Judith Kerman (born New York, 1945) is a poet, publisher, academic, and translator in the U.S. and active from the 1970s.

== Life, education, and career ==
Kerman earned her B.A. with honors from the University of Rochester in 1967 and her M.A. (1973) and Ph.D. (1977) both from the University of Buffalo. In 2002, she was a Fulbright senior scholar to the Dominican Republic.

She was a university professor and dean of Arts and Behavioral Sciences and is now a professor emerita of English at Saginaw Valley State University in Michigan.

She founded Earth's Daughters magazine in Buffalo, New York (1971 to present) and founded and runs Mayapple Press (1978 to present) in Woodstock, New York.

She is vice chair of the Woodstock, New York, Planning Board.

== Works ==

=== Electronic literature ===
An electronic literature (hypertext poem) version of Mothering was published in the Eastgate Systems quarterly review in 1995, and was issued as a paper book, Mothering and Dreams of Rain (Ridgeway Press, 1996).

She wrote the content for a poem authoring system Colloquy, (implemented by Robert Chiles). This was an early generative poem that produced 17-line standzs and were "hypertexts where every word is an anchor and every path limited in length and non-retraceable."

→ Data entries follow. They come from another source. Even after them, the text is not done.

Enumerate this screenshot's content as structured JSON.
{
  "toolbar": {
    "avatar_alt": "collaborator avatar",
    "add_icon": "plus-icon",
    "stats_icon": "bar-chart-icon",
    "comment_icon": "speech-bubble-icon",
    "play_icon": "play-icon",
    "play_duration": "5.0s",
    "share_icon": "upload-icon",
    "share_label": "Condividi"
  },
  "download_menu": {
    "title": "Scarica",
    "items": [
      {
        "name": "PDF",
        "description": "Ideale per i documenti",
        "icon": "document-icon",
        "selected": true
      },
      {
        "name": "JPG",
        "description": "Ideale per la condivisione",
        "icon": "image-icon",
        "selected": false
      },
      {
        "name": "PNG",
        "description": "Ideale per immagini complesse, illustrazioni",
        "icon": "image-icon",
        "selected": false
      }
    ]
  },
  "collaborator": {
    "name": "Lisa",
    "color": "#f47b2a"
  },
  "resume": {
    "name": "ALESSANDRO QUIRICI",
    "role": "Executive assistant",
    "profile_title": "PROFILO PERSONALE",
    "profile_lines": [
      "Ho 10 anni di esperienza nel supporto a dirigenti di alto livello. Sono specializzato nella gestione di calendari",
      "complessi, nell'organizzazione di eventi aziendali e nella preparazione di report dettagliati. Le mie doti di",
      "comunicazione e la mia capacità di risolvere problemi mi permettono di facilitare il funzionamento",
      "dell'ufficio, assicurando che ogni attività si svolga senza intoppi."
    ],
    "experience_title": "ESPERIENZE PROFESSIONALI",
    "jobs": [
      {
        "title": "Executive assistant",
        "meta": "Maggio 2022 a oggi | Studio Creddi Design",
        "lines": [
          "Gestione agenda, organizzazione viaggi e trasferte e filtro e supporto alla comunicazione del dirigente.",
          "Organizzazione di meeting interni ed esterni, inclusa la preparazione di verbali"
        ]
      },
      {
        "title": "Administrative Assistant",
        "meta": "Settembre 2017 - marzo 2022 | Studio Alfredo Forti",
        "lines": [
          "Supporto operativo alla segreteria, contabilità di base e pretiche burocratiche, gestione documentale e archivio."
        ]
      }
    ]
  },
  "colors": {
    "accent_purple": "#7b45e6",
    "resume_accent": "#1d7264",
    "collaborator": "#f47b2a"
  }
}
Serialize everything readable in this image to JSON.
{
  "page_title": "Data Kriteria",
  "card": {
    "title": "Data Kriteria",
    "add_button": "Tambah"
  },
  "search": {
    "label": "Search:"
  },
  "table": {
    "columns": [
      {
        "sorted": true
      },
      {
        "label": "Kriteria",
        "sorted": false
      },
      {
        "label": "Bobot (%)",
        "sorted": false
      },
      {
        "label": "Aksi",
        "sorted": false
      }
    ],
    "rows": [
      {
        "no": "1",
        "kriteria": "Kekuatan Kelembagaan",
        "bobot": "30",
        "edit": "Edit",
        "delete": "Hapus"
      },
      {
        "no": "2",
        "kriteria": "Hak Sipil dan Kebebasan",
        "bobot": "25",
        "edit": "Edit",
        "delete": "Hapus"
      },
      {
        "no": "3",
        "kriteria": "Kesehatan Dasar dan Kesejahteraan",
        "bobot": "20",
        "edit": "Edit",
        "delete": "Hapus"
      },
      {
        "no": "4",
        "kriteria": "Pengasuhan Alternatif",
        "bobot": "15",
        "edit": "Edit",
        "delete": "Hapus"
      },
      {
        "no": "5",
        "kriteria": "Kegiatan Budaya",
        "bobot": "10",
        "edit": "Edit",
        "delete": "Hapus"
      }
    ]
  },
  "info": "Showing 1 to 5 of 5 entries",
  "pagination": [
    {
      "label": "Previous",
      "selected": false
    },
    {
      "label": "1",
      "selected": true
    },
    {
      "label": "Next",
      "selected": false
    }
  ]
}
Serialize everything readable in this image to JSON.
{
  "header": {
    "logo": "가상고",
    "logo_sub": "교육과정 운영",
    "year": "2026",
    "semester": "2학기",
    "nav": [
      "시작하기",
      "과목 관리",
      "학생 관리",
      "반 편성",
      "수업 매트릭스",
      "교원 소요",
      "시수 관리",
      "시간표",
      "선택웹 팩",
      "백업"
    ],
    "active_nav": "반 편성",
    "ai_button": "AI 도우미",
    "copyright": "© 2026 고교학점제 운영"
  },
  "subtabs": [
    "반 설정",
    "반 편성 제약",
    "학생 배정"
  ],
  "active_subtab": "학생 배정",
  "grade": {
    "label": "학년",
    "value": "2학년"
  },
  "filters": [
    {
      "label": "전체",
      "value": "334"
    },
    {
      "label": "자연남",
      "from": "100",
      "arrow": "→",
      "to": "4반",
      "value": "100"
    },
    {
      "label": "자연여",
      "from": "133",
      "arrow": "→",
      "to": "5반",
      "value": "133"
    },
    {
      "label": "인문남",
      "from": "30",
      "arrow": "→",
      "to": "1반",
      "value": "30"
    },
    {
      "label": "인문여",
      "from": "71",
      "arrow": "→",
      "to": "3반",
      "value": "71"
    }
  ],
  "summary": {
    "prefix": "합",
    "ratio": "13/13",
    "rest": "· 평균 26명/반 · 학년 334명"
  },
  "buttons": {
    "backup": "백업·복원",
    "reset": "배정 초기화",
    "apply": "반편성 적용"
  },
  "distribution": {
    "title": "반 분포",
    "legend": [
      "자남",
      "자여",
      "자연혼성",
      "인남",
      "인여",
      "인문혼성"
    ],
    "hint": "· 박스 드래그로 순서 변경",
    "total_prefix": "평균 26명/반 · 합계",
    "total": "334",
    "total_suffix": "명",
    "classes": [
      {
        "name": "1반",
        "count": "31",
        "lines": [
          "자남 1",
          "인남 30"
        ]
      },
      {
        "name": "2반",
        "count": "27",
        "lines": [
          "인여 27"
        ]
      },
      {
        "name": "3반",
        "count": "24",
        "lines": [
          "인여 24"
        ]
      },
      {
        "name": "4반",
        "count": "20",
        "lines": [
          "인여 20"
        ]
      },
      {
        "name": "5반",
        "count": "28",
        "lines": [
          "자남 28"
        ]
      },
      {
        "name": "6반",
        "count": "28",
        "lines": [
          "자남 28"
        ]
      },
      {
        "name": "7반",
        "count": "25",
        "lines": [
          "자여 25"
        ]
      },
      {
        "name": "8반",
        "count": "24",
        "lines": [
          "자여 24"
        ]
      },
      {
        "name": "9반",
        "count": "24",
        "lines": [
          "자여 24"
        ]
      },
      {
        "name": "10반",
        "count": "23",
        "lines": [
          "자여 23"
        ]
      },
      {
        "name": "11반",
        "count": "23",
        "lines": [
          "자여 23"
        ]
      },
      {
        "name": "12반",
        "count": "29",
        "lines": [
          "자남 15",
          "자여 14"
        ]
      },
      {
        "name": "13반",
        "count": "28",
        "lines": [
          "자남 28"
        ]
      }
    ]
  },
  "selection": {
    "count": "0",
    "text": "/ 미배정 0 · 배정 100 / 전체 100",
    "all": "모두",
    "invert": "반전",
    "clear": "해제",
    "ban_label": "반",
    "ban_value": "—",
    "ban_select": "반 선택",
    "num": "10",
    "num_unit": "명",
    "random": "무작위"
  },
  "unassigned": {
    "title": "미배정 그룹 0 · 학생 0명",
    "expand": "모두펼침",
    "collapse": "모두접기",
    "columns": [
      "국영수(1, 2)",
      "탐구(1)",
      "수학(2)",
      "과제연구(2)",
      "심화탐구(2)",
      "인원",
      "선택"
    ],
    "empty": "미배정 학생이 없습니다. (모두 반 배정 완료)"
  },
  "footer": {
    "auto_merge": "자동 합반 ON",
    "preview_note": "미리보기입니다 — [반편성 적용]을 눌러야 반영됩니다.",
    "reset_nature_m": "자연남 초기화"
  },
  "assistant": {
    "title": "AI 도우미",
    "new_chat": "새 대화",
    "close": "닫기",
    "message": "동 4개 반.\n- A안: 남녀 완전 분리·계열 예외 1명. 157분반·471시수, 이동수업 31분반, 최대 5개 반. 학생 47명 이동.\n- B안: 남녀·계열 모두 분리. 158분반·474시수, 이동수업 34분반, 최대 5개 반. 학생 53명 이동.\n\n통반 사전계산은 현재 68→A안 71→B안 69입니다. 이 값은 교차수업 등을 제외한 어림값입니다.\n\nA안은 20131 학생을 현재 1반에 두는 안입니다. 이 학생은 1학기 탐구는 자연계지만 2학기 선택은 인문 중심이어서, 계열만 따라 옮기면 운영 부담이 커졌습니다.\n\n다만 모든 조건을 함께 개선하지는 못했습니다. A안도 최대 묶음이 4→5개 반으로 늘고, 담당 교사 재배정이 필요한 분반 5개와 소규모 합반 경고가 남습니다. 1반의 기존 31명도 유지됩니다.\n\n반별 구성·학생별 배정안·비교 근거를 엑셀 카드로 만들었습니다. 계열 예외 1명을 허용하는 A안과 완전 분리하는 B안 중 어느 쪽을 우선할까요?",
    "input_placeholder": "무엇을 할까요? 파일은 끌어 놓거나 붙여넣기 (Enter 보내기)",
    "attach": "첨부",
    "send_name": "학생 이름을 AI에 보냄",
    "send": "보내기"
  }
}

Kerman's graphic poem series, Migrations, (1987) are short poems presented for a computer screen.

=== Poetry ===
- Obsessions (Intrepid Press, Beau Fleuve Series, 1974)
- The Jakoba Poems (White Pine Press, 1976)
- Mothering (Uroboros/Allegheny Mtn Press, 1978)
- Driving for Yellow Cab (Tout Press, 1985)
- Three Marbles (Cranberry Tree Press, 1999) Mothering & Dream of Rain (Ridgeway Press, 1997)
- Plane Surfaces/Plano de Incidencia (Mayapple Press, 2002)
- A Woman in Her Garden: Selected Poems of Dulce Maria Loynaz (White Pine Press, 2002)
- Galvanic Response (March Street Press, 2005) Postcards from America (Post Traumatic Press, 2015)
- Aleph, broken: Poems from My Diaspora (Broadstone Books, 2016)
- definitions (Fomite Press, 2021)

=== Journals ===
- 32 Poems, Calyx, A Journal of Art and Literature by Women, Driftwood, MacGuffin, Salt Hill

=== Translations ===
- Book: Praises & Offenses: Three Women Poets from the Dominican Republic by Aida Cartagena Portalatin, Angela Hernandez Núñez, Ylonka Nacidit Perdomo, translated from the Spanish (BOA Editions, Ltd., 2009, published as a Lannan Selection).
- Entre Dos Silencios/Between Two Silences: Short Fiction by Hilma Contreras (Mayapple Press, 2013)

== Awards and honors==
- Abbie M. Kopps Poetry Prize; Honorable Mention, Great Lakes Colleges Association New Writers Award.